In one of his last public appearances, Glenn, with Annie by his side, sat in the Port Columbus airport terminal on June 28 as officials renamed it in his honor — the John Glenn Columbus International Airport.

In addition to his world-famous career in aviation and aerospace, Glenn had a relationship with that particular airport that is likely second to none. Glenn, who turned 8 the month that Port Columbus opened in July 1929, recalled asking his parents to stop at the airport so he could watch the planes come and go while he was growing up in New Concord, 70 miles east of Columbus.

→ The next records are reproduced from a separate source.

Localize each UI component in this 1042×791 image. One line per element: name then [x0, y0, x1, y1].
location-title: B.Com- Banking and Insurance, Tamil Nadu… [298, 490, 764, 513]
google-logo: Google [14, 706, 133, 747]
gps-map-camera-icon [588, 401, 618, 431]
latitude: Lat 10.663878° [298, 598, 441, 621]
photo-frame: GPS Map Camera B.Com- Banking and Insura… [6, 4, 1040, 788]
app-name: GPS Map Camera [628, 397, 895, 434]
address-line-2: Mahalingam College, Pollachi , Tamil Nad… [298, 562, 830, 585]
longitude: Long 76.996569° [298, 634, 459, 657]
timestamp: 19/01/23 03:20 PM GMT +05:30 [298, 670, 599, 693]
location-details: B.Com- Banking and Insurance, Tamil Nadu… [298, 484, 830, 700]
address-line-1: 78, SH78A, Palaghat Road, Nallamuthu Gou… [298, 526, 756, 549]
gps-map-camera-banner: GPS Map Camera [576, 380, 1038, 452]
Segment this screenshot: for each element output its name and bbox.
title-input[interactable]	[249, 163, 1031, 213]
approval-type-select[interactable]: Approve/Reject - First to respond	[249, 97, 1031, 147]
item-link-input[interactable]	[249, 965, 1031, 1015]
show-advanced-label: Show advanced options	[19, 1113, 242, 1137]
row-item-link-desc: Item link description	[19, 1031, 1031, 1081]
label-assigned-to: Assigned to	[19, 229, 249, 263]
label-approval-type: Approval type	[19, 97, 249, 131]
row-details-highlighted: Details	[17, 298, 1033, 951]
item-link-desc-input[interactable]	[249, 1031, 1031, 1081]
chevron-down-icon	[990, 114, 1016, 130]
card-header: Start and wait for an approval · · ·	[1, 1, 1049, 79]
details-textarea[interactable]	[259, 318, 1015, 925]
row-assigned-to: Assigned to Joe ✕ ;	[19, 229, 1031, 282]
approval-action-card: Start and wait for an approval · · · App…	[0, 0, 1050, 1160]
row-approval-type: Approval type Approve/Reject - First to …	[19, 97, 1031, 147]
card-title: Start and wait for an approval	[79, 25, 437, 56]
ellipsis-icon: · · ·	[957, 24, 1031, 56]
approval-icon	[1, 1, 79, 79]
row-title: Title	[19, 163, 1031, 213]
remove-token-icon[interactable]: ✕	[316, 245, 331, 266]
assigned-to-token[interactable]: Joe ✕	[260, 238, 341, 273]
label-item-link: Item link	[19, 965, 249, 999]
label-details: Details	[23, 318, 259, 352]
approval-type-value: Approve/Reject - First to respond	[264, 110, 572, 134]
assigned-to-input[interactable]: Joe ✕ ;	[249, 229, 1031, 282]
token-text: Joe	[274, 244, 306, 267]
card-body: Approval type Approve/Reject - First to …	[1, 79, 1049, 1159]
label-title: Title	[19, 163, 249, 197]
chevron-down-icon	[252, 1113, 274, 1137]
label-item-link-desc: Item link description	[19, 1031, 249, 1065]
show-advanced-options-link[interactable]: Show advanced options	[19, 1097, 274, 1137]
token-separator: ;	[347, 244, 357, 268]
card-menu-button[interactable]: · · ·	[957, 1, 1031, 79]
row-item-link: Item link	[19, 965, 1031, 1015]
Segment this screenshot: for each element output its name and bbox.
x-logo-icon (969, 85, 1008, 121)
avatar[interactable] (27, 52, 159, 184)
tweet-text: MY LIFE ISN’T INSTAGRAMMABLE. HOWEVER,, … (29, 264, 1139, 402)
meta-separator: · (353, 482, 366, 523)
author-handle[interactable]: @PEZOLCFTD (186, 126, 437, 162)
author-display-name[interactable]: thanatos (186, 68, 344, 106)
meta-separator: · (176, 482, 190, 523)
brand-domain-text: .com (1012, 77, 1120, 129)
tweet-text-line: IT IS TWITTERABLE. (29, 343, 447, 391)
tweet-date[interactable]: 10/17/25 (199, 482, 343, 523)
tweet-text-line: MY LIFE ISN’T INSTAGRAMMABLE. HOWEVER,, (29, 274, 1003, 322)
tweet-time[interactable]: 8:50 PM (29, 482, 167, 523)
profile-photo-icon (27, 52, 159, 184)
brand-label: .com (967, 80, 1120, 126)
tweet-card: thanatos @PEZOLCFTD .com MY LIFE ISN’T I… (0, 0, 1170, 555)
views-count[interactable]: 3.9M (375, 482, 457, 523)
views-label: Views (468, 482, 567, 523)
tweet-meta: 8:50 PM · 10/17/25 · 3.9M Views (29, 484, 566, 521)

Glenn recalled “many teary departures and reunions” at the airport’s original terminal on Fifth Avenue during his time as a military aviator during World War II. He and his wife Annie, who had been married 73 years, later kept a small Beechcraft plane at Lane Aviation on the airport grounds for many years, and he only gave up flying his own plane at age 90.

Glenn continued to fly until he was 90 years old.

Raised in New Concord, where he and Annie both went to Muskingum College, Glenn aspired to be a medical doctor, but World War II sidetracked that ambition and launched a life of uncommon achievement and bravery. At age 8, he took his first ride in an open-cockpit airplane and ended up virtually living life in the sky, continuing to fly until 2011 when he put up for sale the twin-engine Beech Baron he had owned since 1981.

“I miss it,” Glenn told The Dispatch in 2012 “I never got tired of flying.”

Glenn flew 149 combat missions in World War II and Korea, where his wingman and eventual lifelong friend was baseball legend Ted Williams. In Korea, Glenn earned the nickname “Old Magnet Ass” due to his skill in landing his airplane under any condition, even after it was riddled with bullets and had blown tires.

Born not far from New Concord in Cambridge on July 18, 1921, Glenn and his parents moved about 10 miles west in 1923 to New Concord. His father was a plumber and his mother a teacher who joined a social group called the Twice 5 Club, which got together once a month. Another couple in the club had a daughter, Annie Castor, who was a year older than Glenn, and the two toddlers often shared a playpen while their parents played cards.

Their relationship evolved into a quintessential American love story, with the spark between them first igniting when they were in junior high school.

“To write a story about either of them, if it doesn’t include the other, then it just isn’t complete,” their daughter, Lyn, told The Dispatch in 2007. She and her brother, David, a California doctor, survive.

John and Annie were married on April 6, 1943, and the next January, as they held each other searching for something to say as he prepared to ship out for combat in the South Pacific, John said, “I’m just going down to the corner store to get a pack of gum.”

From that day on, she kept a gum wrapper in her purse.
To many with disabilities, Annie became a heroine in her own right as she struggled to conquer near-debilitating stuttering.